Навстречу ему на шоколадной лоснящейся кобыле спускался человек с ружьем за спиной. Подъехав, остановился и вежливо поздоровался. Это был мужичок-замухрышка, в телогрейке, в кирзовых сапогах.
Виктор угостил мужичка сигаретой, тот обрадовался, слез с лошади и охотно разговорился.
– Егер я, – охотно пояснил мужичок. У него было живое простоватое лицо монголоидного типа. – Туда-сюда еду, смотрю. На кабан запрещение ест… Я – егер, такой должныст строгий, смотреть нада…
Виктор объяснил егерю, что приехал вдвоем с приятелем, – во-он их палатка, желтая, ружей у них нет, стрелять не собираются ни кабанов, ни куропаток. Отдохнут дней пять и поедут… Места здесь красивые.
Егерь оживился и подтвердил, что места и вправду красивые, показал, как идти до водопада, – красавец водопад, метров двадцать высотой… Сказал – недалеко, километров пять до перевала, – знаменитая березовая роща, та самая, что еще при русском царе посадили. Каждый саженец в золотой обошелся.
Его шоколадная красавица гнула холеную шею, нехотя брала мягкими губами стебельки травы и, вскинув голову, косила каштановым зрачком.
– Там что – чабаны? – спросил Виктор егеря, кивнув на гребень холма.
– Чабаны, да, – заулыбался егерь. – Приятел бери, в гости ходи… Баран резать будем, шурпа, плов варить будем.
– Ну, спасибо, придем… – и он не удержался, похлопал кобылу по теплой шее, ощутив под ладонью упругую мощь лошадиного тела.
Егерь попросил еще сигарету, впрок, и вскочил на лошадь.
– Осторожно ходи, – посоветовал он. – Сыпун много, сель бывает… Вон там – он показал в сторону, где перекрещивались покатые гребни холмов, – там десыт человек от сель погиб.
– Когда? – быстро спросил Виктор, почувствовав, как неприятно ткнулось и заныло что-то в сердце. – В семьдесят четвертом? Разве здесь?
– Издес, – подтвердил егерь спокойно, – все спартсмен был, карта маршрута был, все был… – Он вздохнул и тронул пятками лоснящиеся бока кобылы: – Хоп, отдыхай…

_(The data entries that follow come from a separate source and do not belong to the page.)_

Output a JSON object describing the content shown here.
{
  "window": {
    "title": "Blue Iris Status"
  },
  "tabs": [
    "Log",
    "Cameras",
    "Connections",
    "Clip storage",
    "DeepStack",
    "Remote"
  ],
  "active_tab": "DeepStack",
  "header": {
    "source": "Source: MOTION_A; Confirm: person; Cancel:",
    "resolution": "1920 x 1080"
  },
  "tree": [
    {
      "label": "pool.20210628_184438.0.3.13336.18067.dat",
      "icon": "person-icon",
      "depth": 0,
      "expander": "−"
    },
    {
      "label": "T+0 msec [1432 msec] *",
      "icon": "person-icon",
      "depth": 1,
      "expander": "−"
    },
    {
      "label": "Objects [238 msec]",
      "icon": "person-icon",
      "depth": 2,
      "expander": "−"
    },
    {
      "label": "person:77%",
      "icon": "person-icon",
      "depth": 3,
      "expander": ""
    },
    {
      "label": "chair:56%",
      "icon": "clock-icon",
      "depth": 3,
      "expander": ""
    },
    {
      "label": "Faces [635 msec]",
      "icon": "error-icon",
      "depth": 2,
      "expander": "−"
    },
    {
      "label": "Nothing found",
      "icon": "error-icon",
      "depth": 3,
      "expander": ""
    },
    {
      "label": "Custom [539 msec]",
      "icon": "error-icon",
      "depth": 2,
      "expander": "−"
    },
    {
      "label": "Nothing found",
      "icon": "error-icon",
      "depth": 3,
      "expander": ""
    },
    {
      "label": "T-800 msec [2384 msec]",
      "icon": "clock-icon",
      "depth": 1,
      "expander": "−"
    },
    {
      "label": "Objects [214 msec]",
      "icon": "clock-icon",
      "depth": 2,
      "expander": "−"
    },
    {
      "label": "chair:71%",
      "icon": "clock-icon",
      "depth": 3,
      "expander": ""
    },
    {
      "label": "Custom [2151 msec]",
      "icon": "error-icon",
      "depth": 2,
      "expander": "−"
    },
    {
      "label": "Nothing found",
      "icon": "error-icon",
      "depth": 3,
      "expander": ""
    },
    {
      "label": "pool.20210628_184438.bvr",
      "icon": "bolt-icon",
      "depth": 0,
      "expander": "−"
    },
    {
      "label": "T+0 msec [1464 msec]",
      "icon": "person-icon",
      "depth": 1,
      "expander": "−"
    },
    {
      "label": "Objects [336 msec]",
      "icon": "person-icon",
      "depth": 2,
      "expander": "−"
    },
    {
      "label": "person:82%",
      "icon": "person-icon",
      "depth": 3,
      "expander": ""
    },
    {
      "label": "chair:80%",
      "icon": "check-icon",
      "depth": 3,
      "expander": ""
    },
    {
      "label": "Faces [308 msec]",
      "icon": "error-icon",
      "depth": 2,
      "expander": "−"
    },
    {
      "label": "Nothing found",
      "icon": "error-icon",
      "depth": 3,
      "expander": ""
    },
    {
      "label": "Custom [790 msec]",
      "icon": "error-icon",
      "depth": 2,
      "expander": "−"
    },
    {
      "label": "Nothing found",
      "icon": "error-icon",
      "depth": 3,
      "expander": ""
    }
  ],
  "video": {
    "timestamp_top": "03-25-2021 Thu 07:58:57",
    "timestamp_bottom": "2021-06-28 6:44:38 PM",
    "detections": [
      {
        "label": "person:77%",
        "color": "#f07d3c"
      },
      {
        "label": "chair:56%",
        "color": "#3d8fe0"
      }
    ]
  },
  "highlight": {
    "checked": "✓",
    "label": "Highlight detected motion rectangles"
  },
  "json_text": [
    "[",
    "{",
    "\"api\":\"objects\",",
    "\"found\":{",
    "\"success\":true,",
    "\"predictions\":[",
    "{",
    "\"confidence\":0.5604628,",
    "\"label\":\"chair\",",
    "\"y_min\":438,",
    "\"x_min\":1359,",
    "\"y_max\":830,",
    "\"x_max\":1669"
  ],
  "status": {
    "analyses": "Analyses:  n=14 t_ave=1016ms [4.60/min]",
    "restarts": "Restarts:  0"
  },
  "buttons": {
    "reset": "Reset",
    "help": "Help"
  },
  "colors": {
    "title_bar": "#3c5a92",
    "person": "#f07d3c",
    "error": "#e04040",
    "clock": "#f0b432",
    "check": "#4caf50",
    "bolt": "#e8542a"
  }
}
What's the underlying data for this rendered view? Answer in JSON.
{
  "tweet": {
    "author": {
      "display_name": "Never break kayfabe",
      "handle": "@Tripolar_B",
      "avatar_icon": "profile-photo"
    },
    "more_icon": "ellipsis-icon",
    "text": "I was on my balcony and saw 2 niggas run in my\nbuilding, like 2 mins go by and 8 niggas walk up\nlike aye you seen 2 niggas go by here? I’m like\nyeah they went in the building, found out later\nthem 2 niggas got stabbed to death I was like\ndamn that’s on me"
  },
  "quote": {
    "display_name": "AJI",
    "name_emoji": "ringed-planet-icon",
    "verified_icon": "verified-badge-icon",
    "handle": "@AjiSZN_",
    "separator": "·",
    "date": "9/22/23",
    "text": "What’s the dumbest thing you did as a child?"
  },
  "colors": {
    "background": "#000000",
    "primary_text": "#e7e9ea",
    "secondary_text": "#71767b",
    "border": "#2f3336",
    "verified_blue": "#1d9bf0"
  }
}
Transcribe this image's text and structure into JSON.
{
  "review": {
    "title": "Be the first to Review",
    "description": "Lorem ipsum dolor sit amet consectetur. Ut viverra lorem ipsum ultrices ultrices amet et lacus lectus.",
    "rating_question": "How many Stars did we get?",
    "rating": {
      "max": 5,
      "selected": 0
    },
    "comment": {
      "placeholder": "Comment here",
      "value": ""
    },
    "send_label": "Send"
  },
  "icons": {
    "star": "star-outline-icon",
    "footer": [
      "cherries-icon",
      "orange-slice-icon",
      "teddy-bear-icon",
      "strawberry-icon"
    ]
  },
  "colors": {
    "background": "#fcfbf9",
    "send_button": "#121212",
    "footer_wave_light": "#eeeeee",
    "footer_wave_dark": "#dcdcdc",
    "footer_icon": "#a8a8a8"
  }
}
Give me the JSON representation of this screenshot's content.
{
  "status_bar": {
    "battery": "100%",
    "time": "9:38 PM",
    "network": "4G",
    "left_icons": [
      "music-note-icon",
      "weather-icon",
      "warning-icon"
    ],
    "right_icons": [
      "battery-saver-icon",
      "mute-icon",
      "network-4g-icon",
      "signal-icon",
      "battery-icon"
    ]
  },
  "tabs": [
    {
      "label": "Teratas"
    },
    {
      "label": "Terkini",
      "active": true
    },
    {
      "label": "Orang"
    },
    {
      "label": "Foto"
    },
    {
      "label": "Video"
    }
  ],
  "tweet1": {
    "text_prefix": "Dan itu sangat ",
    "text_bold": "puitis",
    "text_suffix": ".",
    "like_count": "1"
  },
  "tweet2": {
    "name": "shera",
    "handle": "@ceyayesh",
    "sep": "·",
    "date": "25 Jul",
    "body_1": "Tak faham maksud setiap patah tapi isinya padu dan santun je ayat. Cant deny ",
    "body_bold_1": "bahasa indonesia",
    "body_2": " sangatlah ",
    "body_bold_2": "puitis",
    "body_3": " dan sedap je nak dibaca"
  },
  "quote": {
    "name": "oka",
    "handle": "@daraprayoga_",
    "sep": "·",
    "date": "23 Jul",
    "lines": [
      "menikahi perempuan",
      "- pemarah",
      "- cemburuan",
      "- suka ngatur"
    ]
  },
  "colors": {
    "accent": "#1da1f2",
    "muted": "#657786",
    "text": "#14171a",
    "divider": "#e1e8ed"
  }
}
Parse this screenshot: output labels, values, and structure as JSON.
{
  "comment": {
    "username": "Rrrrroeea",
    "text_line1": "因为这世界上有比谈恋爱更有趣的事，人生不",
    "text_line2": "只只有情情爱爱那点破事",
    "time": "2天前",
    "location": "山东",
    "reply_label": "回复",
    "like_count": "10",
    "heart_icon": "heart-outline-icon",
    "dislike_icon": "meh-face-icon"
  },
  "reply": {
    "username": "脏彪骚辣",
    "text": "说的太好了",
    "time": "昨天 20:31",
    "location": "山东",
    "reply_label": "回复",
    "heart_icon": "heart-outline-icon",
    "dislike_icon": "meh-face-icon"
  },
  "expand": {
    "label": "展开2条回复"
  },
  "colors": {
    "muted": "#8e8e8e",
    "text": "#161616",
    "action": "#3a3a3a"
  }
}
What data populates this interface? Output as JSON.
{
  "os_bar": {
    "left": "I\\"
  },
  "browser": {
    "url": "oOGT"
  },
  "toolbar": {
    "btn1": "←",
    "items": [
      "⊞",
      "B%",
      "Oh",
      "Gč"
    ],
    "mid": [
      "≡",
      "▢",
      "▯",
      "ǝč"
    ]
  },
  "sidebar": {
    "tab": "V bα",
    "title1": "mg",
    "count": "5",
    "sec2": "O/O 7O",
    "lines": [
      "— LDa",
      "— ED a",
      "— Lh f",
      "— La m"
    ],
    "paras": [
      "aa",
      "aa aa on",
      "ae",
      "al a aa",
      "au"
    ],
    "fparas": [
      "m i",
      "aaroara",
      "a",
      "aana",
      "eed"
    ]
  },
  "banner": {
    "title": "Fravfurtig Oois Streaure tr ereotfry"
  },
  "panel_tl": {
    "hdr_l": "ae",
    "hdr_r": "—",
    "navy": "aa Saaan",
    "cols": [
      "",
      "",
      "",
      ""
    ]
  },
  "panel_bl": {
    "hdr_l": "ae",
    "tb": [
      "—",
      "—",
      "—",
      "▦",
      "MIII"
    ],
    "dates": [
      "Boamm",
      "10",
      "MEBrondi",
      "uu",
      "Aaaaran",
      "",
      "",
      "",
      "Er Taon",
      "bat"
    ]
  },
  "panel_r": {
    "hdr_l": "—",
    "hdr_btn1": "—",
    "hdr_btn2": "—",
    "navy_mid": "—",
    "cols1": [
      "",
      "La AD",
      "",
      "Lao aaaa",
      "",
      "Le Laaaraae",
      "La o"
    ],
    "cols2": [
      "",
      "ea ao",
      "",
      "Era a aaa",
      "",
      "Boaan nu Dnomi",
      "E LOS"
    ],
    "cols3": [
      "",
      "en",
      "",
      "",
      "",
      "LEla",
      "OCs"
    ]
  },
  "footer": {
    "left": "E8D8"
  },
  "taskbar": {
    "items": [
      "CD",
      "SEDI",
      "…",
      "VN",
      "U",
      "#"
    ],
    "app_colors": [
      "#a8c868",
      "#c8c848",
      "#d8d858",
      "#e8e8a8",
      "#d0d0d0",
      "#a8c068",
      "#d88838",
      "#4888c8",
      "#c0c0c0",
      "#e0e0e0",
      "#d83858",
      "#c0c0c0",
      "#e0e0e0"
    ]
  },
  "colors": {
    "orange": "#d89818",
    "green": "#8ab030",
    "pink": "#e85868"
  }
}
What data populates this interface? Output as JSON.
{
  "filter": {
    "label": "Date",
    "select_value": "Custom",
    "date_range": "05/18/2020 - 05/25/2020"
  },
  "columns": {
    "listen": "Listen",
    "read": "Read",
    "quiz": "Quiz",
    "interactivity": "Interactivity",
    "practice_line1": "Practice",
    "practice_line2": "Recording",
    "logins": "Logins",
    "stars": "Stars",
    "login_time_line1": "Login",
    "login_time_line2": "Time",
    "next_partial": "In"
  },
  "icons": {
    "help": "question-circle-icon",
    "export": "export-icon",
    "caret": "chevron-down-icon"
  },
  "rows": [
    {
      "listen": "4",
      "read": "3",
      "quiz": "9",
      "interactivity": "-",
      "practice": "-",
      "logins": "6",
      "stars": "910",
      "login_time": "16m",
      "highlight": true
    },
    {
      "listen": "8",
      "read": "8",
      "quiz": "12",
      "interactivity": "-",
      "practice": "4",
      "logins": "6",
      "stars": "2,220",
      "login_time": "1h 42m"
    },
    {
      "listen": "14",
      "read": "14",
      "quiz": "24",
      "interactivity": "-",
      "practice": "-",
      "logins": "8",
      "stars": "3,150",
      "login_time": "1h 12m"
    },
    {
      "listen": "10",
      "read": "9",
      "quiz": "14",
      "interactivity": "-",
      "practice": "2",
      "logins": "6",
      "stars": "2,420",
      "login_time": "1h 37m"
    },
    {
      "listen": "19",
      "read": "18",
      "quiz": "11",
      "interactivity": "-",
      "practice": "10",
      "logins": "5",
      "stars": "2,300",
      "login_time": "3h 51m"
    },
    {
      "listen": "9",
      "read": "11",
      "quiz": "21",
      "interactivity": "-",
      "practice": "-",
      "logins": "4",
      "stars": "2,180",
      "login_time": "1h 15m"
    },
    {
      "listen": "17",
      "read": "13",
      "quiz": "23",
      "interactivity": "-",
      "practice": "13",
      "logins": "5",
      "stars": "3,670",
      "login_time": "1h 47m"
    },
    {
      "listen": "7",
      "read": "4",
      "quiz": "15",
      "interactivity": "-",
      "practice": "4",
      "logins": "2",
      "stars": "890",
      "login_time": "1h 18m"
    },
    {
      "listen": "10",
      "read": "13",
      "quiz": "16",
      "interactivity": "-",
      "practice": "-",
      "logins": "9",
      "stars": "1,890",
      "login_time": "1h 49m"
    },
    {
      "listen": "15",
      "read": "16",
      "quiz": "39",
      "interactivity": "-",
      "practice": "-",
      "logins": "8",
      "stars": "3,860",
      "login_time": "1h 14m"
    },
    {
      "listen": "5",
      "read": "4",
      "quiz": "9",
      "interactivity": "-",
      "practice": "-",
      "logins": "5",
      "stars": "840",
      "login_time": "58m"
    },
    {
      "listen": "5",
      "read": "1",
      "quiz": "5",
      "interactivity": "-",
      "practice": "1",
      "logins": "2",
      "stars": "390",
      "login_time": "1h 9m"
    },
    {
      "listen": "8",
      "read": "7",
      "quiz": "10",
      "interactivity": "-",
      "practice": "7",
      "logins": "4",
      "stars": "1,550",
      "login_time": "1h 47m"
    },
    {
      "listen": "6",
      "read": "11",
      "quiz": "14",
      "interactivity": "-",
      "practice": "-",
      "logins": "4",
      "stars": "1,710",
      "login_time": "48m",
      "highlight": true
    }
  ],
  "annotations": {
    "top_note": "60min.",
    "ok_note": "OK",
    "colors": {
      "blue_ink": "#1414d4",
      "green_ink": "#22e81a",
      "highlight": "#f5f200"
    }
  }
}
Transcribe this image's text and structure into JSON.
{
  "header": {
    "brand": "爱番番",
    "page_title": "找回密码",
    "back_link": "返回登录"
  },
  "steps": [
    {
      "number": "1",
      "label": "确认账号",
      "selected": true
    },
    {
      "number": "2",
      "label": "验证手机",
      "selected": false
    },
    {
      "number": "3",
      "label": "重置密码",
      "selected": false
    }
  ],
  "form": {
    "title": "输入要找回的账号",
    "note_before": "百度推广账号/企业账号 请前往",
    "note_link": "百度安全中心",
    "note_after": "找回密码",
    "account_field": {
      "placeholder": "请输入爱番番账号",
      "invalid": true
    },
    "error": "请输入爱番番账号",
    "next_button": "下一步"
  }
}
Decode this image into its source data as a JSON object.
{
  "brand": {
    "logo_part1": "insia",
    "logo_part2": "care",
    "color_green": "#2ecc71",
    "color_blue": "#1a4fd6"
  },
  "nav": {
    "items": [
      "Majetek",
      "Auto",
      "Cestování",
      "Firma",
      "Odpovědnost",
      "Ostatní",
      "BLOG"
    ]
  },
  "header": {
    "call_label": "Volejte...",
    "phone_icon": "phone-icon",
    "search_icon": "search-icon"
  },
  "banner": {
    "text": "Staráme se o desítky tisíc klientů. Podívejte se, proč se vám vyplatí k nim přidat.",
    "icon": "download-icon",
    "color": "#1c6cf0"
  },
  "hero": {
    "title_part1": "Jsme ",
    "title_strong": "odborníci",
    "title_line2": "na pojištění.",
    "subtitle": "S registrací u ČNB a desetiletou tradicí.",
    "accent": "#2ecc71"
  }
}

Виктор смотрел на круп удаляющейся лошади, на ватную спину егеря и пытался совладать с непонятным смятением.
Это была группа Позднышева, десять человек, и среди них – муж Ирины, Костя Мальцев… Да, Костя Мальцев, хороший парень… Как же он временами ненавидел его, мертвого, как ревновал Ирину – к имени, к памяти, к прошлым объятиям, – к мертвому ревновал.
Может быть, слишком явственно понимал в иные минуты, что она постоянно сравнивает их, сталкивает – мертвого и живого, и едва ли живой желанней ей и дороже…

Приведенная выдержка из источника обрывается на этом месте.